Embedded in this criticism is the assumption that political appointments are an inferior mechanism for selecting people to serve in government. The truth is, there’s much to be said for the high degree of alignment between executives and their subordinates that comes with politically-driven selection processes. There’s also value in extending the political accountability to which the elected executive is subject to those who serve elsewhere in government. Finally, once you’ve removed the political considerations that might be brought to bear on questions of selection, there’s no guarantee that what remains will be any more meritocratic. In a recent article on the shortcomings of the modern administrative state, the editorial board of the New Conservatives Blog writes:
“Those running our state on a day-to-day basis have a defined culture reinforced through the elites occupying entertainment, media, big unions, and big business. This rule by the minority constitutes the advent of a genuinely un-American aristocracy reinforced by a compliant regime, occupied by the same people, in alignment with generally the same presuppositions.”

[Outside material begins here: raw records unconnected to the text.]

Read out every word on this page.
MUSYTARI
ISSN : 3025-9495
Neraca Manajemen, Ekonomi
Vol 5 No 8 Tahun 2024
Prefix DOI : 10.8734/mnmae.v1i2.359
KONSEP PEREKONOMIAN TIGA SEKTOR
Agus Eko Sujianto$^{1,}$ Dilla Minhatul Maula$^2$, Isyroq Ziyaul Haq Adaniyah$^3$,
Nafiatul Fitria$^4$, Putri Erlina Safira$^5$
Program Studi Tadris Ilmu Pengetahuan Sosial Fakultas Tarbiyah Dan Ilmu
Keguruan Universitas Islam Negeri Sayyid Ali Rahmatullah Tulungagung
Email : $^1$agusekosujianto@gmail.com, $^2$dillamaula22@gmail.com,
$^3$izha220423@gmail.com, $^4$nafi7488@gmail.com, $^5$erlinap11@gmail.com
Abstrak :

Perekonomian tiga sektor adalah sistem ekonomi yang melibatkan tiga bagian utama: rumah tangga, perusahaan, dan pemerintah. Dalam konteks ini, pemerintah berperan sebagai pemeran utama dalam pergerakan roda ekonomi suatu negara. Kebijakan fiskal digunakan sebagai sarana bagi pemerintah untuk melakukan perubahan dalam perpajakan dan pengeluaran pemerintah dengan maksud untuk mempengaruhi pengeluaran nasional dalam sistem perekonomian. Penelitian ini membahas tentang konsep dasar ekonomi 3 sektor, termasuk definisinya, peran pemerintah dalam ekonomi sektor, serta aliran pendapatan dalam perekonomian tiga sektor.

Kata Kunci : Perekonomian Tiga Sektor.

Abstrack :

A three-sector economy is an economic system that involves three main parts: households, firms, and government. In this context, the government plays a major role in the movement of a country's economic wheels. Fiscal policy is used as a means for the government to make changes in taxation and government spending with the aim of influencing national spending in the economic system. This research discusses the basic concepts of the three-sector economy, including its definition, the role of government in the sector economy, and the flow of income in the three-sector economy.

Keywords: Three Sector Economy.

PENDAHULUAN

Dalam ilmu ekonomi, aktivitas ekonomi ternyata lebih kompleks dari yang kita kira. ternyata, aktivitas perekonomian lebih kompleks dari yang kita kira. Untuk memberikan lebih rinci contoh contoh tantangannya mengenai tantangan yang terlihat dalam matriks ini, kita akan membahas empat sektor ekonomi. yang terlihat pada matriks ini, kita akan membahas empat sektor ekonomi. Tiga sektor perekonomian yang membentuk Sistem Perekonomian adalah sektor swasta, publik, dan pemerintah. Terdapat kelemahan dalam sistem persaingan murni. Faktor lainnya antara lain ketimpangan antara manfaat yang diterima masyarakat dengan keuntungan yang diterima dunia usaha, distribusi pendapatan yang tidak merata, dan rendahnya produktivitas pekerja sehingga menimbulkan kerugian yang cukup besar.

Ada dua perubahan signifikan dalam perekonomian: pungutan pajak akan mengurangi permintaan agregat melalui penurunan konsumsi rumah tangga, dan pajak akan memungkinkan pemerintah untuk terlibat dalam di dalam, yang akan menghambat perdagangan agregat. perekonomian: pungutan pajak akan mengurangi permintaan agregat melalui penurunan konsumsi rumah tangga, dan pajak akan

We’ve developed an undue, implicit faith in the selection and promotion mechanisms of our key institutions. Even a summary glance at these mechanisms threatens to shake this faith. Do we really trust the university system to train and assess people, government hiring practices to select the right ones, or government promotion policies to assign them responsibility?
There may well be a tradeoff between mitigating corruption and promoting responsiveness and accountability in government. Long’s political machine was unacceptably corrupt, but when we make that judgment, we’re obligated to ask whether the modern administrative state isn’t unacceptably rigid, slow-moving, and resistant to change.
Longism without Long
Returning briefly to Long’s economic agenda, it’s worth considering that his public works projects aren’t necessarily suitable for imitation. Most populists endorse some increased level of infrastructure spending, but the returns on the sorts of investment that Long pursued were much higher in his era. Improving existing roads in rural areas won’t have the same impact as building the first roads there. We won’t fix education simply by building new schoolhouses, nor will we repair our healthcare system just by building new hospitals. Reform is more complicated than construction, and Long’s solutions can’t be our solutions.
Still, aspirational figures can be hard to come by, especially in our era of defeatism and managed decline. Huey Long is worthy of our admiration, and I mean that unironically.